Niki Lauda, all'inferno e ritorno

Il 12 settembre 1976, a soli 42 giorni dal terribile incidente del Gran Premio di Germania, il pilota austriaco tornò in gara sul circuito di Monza


Era il circuito più pericoloso della Formula 1, nell’altopiano di Eifel, in mezzo a una foresta di un verde accecante. Per questo, lo scozzese Jackie Stewart aveva soprannominato il Nürburgring “l’inferno verde” – e non “il cimitero”, come è detto con eccessivo cedimento alla drammatizzazione in Rush, il film di Ron Howard che rievoca il campionato del 1976. Il 1° agosto di quell’anno, durante il Gran Premio di Germania, il ferrarista Niki Lauda, vincitore del titolo iridato nel 1975 e già in testa al Mondiale con rassicurante margine sul rivale James Hunt, fu vittima di uno spaventoso incidente sulla pista bagnata. La Ferrari sbandò, finì contro una roccia oltre le reti di protezione e rimbalzò in fiamme sull’asfalto, dove venne centrata da altre due auto. Lauda fu estratto dall’abitacolo da Arturo Merzario, che insieme a Harald Ert e Guy Williams si era fermato per prestare soccorso al collega. Cinque giorni dopo, seppur terribilmente sfregiato dalle ustioni, il pilota austriaco fu dichiarato fuori pericolo.

Niki Lauda e James Hunt, nel 1976

Niki Lauda e James Hunt, nel 1976

Mentre la McLaren di Hunt intraprese una veemente rimonta, accorciando il divario nei confronti del rivale convalescente, Lauda iniziò un recupero ancor più strabiliante. Rimesso in sesto da una straordinaria equipe medica, la sorprese per tempra e determinazione, sottoponendosi a dolorosi trattamenti per accorciare il periodo di riposo forzato. All’inizio di settembre, mentre Enzo Ferrari aveva già rimpiazzato il suo campione del mondo con l’argentino Carlos Reutemann, Lauda dichiarò di voler competere al GP di Monza. Dopo aver provato sull'anello della scuderia modenese, a Fiorano, confermò il proposito e il “cavallino rampante” si trovò a schierare tre vetture sul circuito brianzolo: quelle di Clay Regazzoni, Reutemann e del redivivo austriaco.

Lauda aveva rischiato la vita, più che per le bruciature, a causa delle pesanti inalazioni di benzina durante gli interminabili istanti in cui era rimasto prigioniero della monoposto incendiata, ma al ritorno in pista furono le conseguenze del fuoco a tormentarlo maggiormente. Le ustioni sul volto non erano completamente rimarginate e fu necessario apportare una modifica al casco, rimuovendo parte dell’imbottitura, per ridurrne la pressione sul volto martoriato. Nonostante questo accorgimento, il cappuccio ignifugo di Lauda si impregnò di sangue, sia durante le prove, in cui ottenne la quinta qualifica, sia in gara. In mezzo ad atroci sofferenze, il 12 settembre 1976, Lauda prese posto sulla griglia di partenza e alla bandiera a scacchi scattò all’inseguimento di Jacques Lafitte e Jody Scheckter, partiti dalla prima fila. Dopo che Hunt ebbe un incidente che lo costrinse al ritiro, le cose si misero al meglio per la Ferrari.
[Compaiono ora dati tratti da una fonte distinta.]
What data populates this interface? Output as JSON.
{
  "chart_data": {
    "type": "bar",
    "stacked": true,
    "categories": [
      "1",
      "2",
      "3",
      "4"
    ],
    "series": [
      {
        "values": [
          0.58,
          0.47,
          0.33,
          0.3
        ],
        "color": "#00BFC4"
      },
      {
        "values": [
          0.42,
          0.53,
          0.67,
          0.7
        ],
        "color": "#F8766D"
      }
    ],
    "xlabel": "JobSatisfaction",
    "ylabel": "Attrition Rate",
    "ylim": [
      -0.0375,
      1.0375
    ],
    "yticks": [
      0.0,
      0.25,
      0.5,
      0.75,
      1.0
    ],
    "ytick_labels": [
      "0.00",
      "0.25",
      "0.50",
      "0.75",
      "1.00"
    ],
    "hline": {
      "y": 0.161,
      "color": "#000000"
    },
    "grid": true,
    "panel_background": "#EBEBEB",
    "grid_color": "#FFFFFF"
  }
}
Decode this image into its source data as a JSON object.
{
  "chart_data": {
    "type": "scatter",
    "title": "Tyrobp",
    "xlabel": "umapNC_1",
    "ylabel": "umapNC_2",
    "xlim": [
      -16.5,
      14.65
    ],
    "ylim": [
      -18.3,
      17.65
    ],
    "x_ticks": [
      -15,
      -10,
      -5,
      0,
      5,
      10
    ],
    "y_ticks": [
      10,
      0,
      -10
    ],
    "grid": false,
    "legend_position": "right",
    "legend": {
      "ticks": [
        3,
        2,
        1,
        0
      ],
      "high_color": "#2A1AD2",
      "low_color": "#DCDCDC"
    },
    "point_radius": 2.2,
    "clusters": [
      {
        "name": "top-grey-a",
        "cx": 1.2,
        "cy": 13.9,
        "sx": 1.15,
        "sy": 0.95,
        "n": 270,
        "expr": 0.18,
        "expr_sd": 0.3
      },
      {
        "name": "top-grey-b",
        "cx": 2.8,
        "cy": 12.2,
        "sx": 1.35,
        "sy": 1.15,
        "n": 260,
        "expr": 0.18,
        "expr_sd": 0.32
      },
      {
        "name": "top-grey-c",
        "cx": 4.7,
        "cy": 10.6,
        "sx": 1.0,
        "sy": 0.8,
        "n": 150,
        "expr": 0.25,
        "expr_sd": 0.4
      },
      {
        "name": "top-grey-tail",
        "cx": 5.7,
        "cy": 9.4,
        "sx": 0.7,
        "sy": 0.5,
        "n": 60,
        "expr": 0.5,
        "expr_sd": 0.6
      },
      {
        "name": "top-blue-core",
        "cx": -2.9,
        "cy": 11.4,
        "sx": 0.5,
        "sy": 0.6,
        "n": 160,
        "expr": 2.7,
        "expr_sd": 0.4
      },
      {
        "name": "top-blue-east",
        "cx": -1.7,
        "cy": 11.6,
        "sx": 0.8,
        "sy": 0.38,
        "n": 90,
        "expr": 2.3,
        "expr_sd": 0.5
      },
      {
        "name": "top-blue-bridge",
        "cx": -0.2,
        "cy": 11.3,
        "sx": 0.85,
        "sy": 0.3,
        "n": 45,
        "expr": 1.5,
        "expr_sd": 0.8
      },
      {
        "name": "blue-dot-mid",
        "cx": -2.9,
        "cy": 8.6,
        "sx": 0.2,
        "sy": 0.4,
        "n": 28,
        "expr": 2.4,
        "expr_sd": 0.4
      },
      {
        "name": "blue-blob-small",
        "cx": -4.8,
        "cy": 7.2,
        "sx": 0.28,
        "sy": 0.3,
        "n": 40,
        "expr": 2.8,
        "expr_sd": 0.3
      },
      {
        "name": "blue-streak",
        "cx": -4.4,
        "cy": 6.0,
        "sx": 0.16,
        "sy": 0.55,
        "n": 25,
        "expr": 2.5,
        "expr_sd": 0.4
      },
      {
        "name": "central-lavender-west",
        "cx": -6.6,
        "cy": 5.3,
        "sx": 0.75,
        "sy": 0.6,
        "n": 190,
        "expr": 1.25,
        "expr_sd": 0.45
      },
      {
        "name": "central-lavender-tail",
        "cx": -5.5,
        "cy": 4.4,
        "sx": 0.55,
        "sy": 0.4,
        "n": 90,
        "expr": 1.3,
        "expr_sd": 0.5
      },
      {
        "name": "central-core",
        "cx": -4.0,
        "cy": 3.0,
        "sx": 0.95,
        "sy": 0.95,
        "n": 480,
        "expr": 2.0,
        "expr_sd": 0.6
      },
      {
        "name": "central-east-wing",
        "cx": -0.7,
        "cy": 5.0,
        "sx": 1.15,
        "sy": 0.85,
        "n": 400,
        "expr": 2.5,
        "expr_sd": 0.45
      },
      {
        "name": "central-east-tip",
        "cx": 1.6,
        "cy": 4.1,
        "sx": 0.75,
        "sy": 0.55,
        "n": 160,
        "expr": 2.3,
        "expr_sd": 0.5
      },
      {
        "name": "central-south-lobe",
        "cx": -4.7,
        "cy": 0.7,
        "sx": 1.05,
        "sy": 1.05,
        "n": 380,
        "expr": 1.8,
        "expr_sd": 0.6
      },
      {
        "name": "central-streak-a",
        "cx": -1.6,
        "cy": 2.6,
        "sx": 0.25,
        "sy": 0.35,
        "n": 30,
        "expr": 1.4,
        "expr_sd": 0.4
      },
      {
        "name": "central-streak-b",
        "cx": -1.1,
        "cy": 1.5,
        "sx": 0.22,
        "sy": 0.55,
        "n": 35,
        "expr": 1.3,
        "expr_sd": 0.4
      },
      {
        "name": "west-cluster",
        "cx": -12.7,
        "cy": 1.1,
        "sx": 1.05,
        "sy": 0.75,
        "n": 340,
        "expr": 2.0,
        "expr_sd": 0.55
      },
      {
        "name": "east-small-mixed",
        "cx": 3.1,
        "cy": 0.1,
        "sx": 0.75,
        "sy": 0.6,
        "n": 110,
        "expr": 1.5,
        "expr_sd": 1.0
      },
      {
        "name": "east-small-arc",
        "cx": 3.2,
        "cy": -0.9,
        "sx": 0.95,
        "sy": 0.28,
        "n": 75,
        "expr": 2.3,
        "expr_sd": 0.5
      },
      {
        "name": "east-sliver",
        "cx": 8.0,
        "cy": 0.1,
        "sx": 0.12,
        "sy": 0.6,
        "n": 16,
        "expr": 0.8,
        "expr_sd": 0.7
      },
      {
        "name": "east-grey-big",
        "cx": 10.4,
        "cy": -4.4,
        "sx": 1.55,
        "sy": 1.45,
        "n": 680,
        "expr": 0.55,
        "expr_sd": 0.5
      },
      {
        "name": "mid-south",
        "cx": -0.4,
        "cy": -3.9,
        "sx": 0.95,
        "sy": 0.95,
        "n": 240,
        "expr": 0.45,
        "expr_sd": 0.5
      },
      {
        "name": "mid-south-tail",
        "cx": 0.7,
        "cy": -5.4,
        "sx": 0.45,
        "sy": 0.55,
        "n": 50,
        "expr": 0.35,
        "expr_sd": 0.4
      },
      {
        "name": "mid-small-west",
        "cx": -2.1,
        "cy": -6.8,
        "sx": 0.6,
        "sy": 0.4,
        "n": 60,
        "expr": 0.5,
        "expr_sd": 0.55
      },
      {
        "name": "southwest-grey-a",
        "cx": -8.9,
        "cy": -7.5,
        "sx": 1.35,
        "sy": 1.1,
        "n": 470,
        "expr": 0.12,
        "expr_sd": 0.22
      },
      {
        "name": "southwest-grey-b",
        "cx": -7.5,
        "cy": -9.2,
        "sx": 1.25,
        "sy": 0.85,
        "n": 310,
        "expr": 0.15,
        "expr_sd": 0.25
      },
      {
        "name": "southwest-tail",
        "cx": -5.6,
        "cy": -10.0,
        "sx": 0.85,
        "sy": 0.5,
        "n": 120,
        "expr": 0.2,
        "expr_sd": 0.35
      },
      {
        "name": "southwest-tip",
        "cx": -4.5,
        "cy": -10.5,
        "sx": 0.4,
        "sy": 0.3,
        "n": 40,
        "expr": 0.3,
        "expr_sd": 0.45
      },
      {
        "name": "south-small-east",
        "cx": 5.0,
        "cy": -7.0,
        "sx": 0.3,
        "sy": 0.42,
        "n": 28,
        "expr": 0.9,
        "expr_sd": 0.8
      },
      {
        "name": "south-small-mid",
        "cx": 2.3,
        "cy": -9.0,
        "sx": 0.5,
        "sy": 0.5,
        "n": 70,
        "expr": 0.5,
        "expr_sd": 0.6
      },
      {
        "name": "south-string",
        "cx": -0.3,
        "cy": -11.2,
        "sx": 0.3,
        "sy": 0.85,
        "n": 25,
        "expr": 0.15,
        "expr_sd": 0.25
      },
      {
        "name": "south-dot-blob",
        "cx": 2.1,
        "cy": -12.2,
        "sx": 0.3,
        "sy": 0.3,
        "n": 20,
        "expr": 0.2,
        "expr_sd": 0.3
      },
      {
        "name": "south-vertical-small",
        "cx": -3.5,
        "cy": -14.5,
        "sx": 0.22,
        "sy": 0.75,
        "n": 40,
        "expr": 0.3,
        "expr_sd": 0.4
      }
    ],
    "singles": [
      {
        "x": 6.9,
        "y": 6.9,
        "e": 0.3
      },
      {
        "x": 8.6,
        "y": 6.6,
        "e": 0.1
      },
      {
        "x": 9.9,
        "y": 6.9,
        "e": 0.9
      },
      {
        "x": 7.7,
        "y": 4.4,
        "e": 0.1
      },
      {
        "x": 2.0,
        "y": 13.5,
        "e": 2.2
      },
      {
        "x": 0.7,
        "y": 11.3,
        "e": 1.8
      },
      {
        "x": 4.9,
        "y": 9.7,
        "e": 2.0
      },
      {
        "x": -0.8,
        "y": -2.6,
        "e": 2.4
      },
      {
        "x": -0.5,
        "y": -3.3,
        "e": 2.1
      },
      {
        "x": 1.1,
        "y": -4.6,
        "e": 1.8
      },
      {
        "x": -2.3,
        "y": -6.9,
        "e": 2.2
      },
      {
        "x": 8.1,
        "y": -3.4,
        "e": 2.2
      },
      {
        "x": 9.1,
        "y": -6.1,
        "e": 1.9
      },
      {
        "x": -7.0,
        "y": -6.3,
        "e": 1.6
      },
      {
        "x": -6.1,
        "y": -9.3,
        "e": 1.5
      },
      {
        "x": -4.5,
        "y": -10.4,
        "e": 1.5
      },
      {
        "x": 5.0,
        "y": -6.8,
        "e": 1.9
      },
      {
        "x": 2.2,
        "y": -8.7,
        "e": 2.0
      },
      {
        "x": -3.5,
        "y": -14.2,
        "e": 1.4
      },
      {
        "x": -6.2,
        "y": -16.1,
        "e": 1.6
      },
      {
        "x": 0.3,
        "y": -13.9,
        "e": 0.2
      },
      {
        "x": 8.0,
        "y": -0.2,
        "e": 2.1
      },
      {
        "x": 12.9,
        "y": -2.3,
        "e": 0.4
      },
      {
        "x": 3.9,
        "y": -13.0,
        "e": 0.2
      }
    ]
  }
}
Neppure una leggera pioggerellina, che indusse gli organizzatori a invitare i concorrenti a rientrare prudentemente ai box per cambiare le gomme, preoccupò soverchiamente Lauda, che continuò del suo passo, fino a chiudere al quarto posto.

Lauda ha oggi 67 anni, mentre Hunt è morto nel 1993 per un attacco cardiaco

Lauda ha oggi 67 anni, mentre Hunt è morto nel 1993 per un attacco cardiaco

Dopo quella corsa miracolosa, Lauda portò a 17 punti il vantaggio su Hunt, che tuttavia vinse i due gran premi successivi, portandosi a sole tre lunghezze dall’avversario in vista della prova conclusiva, programmata in Giappone. Qui, un nubifragio ritardò la partenza di oltre un’ora e continuò a imperversare durante tutta la gara, di cui Lauda non vide la fine. Dopo solo due giri, il raziocinio e un residuo di paura gli consigliarono di rientrare ai box. In condizioni estreme, la gara proseguì e, con la conquista del terzo posto, Hunt poté issarsi in vetta alla classifica generale e conquistare l'unico mondiale della sua carriera.